Thoughts on Bohemian Rhapsody and Risk

Last weekend, I saw Bohemian Rhapsody, the Freddie Mercury biopic. I was not a huge Queen fan growing up, so although I knew the broad outlines of the story, the details were new to me. I enjoyed the movie – and I came away thinking about risk.

Picture of Freddie Mercury
Freddie Mercury in 1977

As portrayed in the movie, Freddie Mercury was a risk-taker, both in his music and in how he pursued his musical career. His music-related risk-taking is shown as a good thing, and I guess for Mercury and the other members of Queen, it was. We certainly wouldn’t have the song that gave the movie its name if it weren’t for their willingness to take huge risks.

But I also think about the many, many people who take similar risks and don’t succeed like Queen did. I don’t think the difference between success and failure is entirely due to differences in talent. I think it is largely due to luck – and to the willingness to double down on your risk when your lucky chance comes along. Mercury does this several times in the movie: extending out over the toehold on success that he’s managed to claim to reach for even more.

Most of us don’t have the nerve to double down on risk like that, and this is where the way project managers talk about risk dovetails nicely with the more common view of it as exemplified by¬†Bohemian Rhapsody. When project managers talk about risk, we’re almost always talking about how to mitigate risk. Risk is unavoidable, but on most projects it can be managed and mitigated so that risks becoming reality don’t derail the project. A large part of what I do as a project manager is take actions aimed at preventing a risk from becoming a problem for the project. When I join a project that is already underway, getting an understanding of the most likely risks is my first priority because unless I can see what risks threaten the project, I can’t effectively keep it on track.

So while in the wider world, risk is something you take, in my professional world, risk is something you manage and mitigate. But these two ways of looking at risk aren’t necessarily contradictory. A good risk mitigation strategy can actually make you more willing to take risks. Most mitigations are just fancy fall-back plans, or strategies to give yourself more time to find a good fall-back plan. Good fall-back plans let you can take more risks. They are a safety harness that let you climb out on that ledge to reach for glory, safe in the knowledge that failure may be embarrassing, but won’t be fatal.

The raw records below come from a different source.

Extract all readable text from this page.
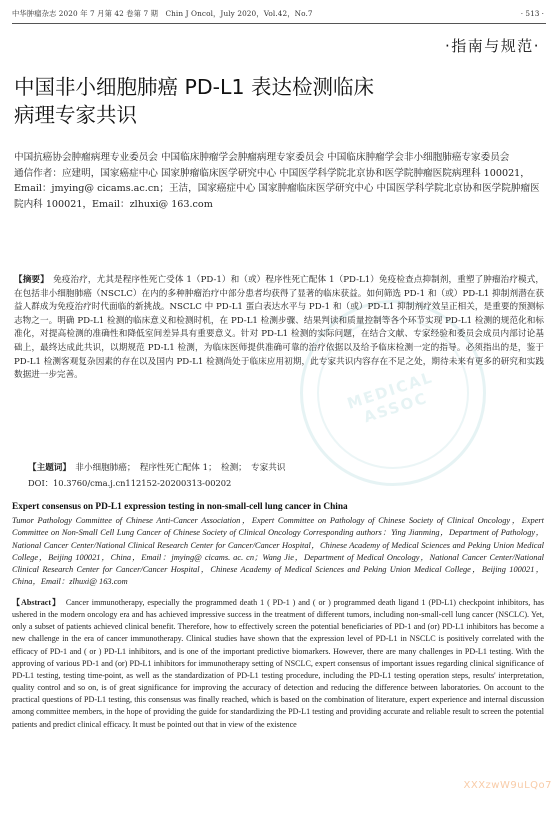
中华肿瘤杂志 2020 年 7 月第 42 卷第 7 期　Chin J Oncol，July 2020，Vol.42，No.7	· 513 ·
·指南与规范·
中国非小细胞肺癌 PD-L1 表达检测临床
病理专家共识
中国抗癌协会肿瘤病理专业委员会 中国临床肿瘤学会肿瘤病理专家委员会 中国临床肿瘤学会非小细胞肺癌专家委员会
通信作者：应建明，国家癌症中心 国家肿瘤临床医学研究中心 中国医学科学院北京协和医学院肿瘤医院病理科 100021，Email：jmying@ cicams.ac.cn；王洁，国家癌症中心 国家肿瘤临床医学研究中心 中国医学科学院北京协和医学院肿瘤医院内科 100021，Email：zlhuxi@ 163.com
MEDICAL ASSOC
【摘要】　 免疫治疗，尤其是程序性死亡受体 1（PD-1）和（或）程序性死亡配体 1（PD-L1）免疫检查点抑制剂，重塑了肿瘤治疗模式，在包括非小细胞肺癌（NSCLC）在内的多种肿瘤治疗中部分患者均获得了显著的临床获益。如何筛选 PD-1 和（或）PD-L1 抑制剂潜在获益人群成为免疫治疗时代面临的新挑战。NSCLC 中 PD-L1 蛋白表达水平与 PD-1 和（或）PD-L1 抑制剂疗效呈正相关，是重要的预测标志物之一。明确 PD-L1 检测的临床意义和检测时机，在 PD-L1 检测步骤、结果判读和质量控制等各个环节实现 PD-L1 检测的规范化和标准化，对提高检测的准确性和降低室间差异具有重要意义。针对 PD-L1 检测的实际问题，在结合文献、专家经验和委员会成员内部讨论基础上，最终达成此共识，以期规范 PD-L1 检测，为临床医师提供准确可靠的治疗依据以及给予临床检测一定的指导。必须指出的是，鉴于 PD-L1 检测客观复杂因素的存在以及国内 PD-L1 检测尚处于临床应用初期，此专家共识内容存在不足之处，期待未来有更多的研究和实践数据进一步完善。
【主题词】　 非小细胞肺癌；　程序性死亡配体 1；　检测；　专家共识
DOI：10.3760/cma.j.cn112152-20200313-00202
Expert consensus on PD-L1 expression testing in non-small-cell lung cancer in China
Tumor Pathology Committee of Chinese Anti-Cancer Association，Expert Committee on Pathology of Chinese Society of Clinical Oncology，Expert Committee on Non-Small Cell Lung Cancer of Chinese Society of Clinical Oncology Corresponding authors：Ying Jianming，Department of Pathology，National Cancer Center/National Clinical Research Center for Cancer/Cancer Hospital，Chinese Academy of Medical Sciences and Peking Union Medical College，Beijing 100021，China，Email：jmying@ cicams. ac. cn；Wang Jie，Department of Medical Oncology，National Cancer Center/National Clinical Research Center for Cancer/Cancer Hospital，Chinese Academy of Medical Sciences and Peking Union Medical College，Beijing 100021，China，Email：zlhuxi@ 163.com
【Abstract】　 Cancer immunotherapy, especially the programmed death 1 ( PD-1 ) and ( or ) programmed death ligand 1 (PD-L1) checkpoint inhibitors, has ushered in the modern oncology era and has achieved impressive success in the treatment of different tumors, including non-small-cell lung cancer (NSCLC). Yet, only a subset of patients achieved clinical benefit. Therefore, how to effectively screen the potential beneficiaries of PD-1 and (or) PD-L1 inhibitors has become a new challenge in the era of cancer immunotherapy. Clinical studies have shown that the expression level of PD-L1 in NSCLC is positively correlated with the efficacy of PD-1 and ( or ) PD-L1 inhibitors, and is one of the important predictive biomarkers. However, there are many challenges in PD-L1 testing. With the approving of various PD-1 and (or) PD-L1 inhibitors for immunotherapy setting of NSCLC, expert consensus of important issues regarding clinical significance of PD-L1 testing, testing time-point, as well as the standardization of PD-L1 testing procedure, including the PD-L1 testing operation steps, results' interpretation, quality control and so on, is of great significance for improving the accuracy of detection and reducing the difference between laboratories. On account to the practical questions of PD-L1 testing, this consensus was finally reached, which is based on the combination of literature, expert experience and internal discussion among committee members, in the hope of providing the guide for standardizing the PD-L1 testing and providing accurate and reliable result to screen the potential patients and predict clinical efficacy. It must be pointed out that in view of the existence
XXXzwW9uLQo7
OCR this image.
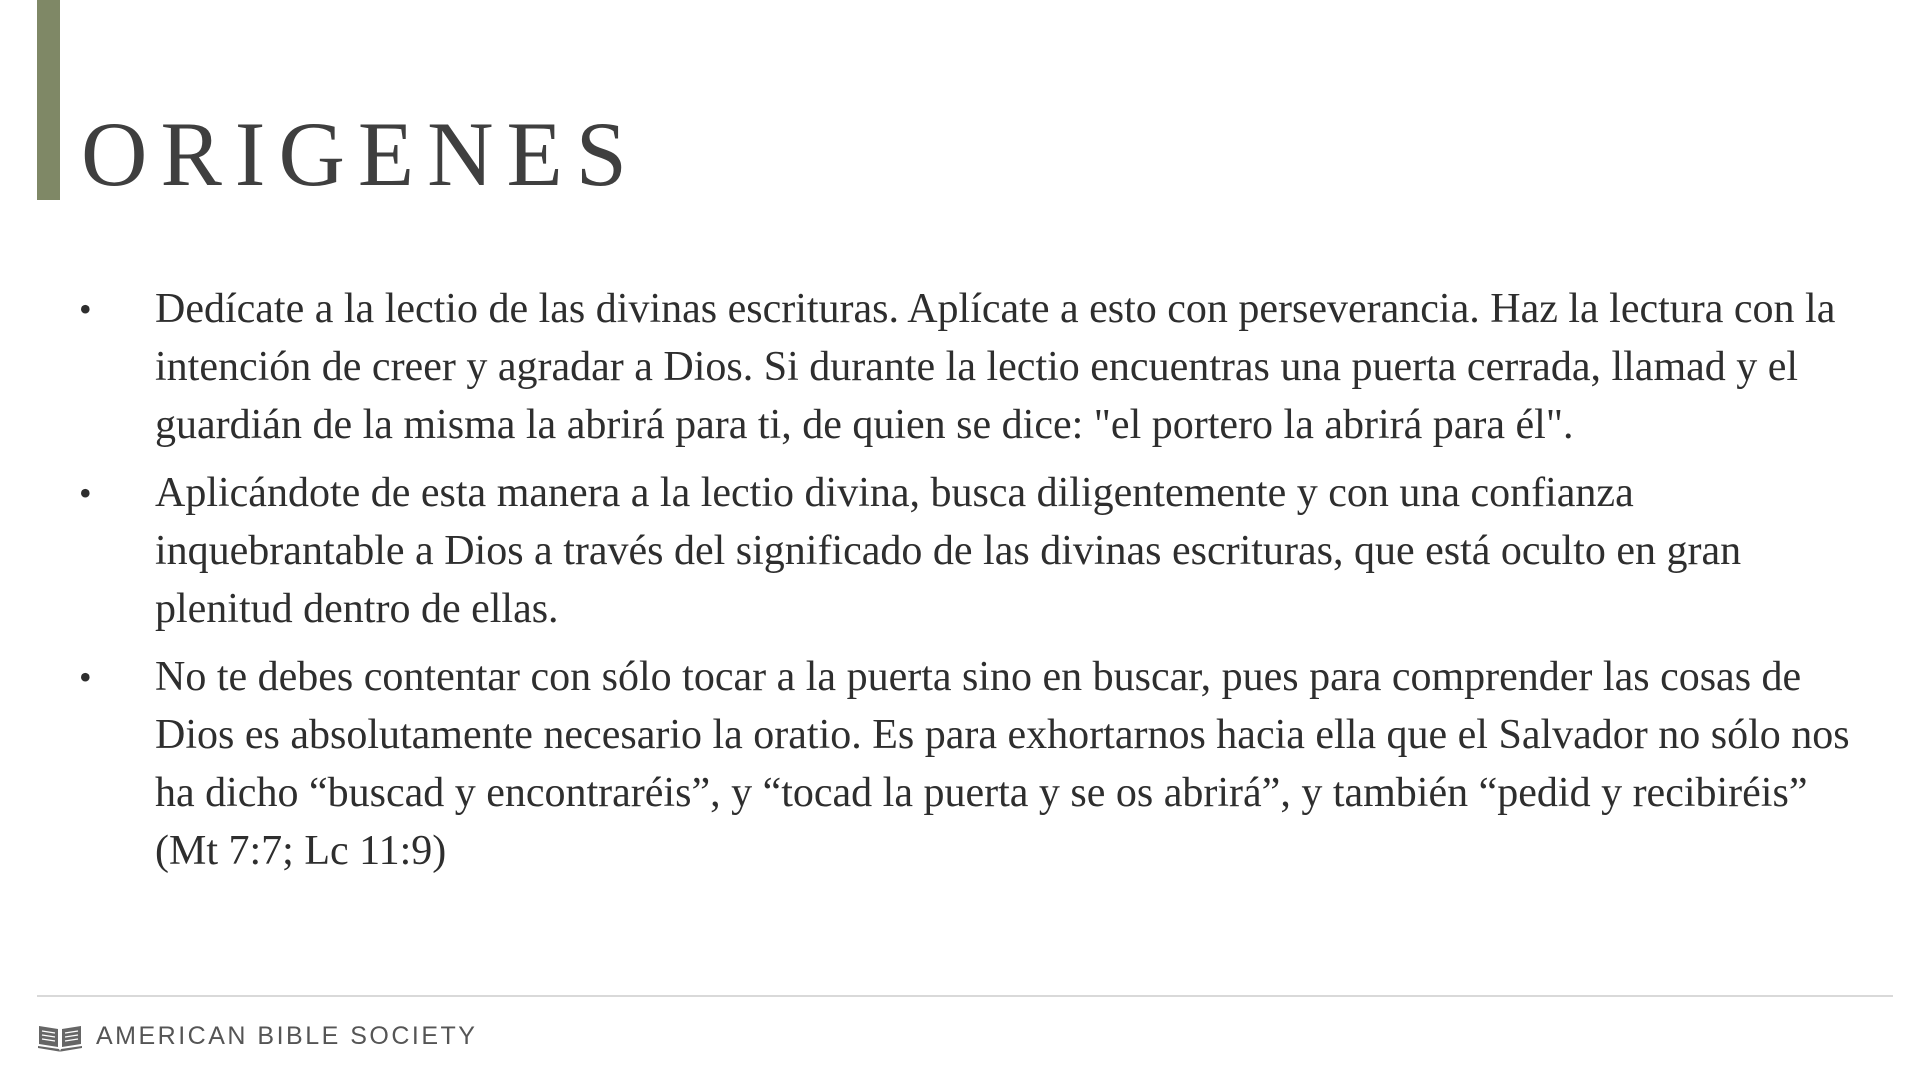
ORIGENES
• Dedícate a la lectio de las divinas escrituras. Aplícate a esto con perseverancia. Haz la lectura con la intención de creer y agradar a Dios. Si durante la lectio encuentras una puerta cerrada, llamad y el guardián de la misma la abrirá para ti, de quien se dice: "el portero la abrirá para él".
• Aplicándote de esta manera a la lectio divina, busca diligentemente y con una confianza inquebrantable a Dios a través del significado de las divinas escrituras, que está oculto en gran plenitud dentro de ellas.
• No te debes contentar con sólo tocar a la puerta sino en buscar, pues para comprender las cosas de Dios es absolutamente necesario la oratio. Es para exhortarnos hacia ella que el Salvador no sólo nos ha dicho “buscad y encontraréis”, y “tocad la puerta y se os abrirá”, y también “pedid y recibiréis” (Mt 7:7; Lc 11:9)
AMERICAN BIBLE SOCIETY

To come up with a good mitigation for a risk, think about what damage will occur if the risk becomes a reality, and then think about how you can minimize that damage. A common mitigation for taking a risk is to put it as early in the project as possible, so that you have more time to recover if it goes wrong. Another common mitigation is to make sure you have enough resources (usually money or additional people who can help out) to allow you to recover from things going wrong. There is no “correct” mitigation plan for any particular risk. There is just the plan that you think best balances the additional costs incurred by taking the mitigation with the potential harm that can be caused by the risk.

I don’t know if Mercury had a fall-back plan when he approached the other members of the band that would become Queen. I don’t know if they had a fall-back plan at any of the high stakes risk-taking moments in their story. But for the rest of us, thinking about how to mitigate a risk can make it easier to take the risk – and taking the risk can often open up the chance greater success.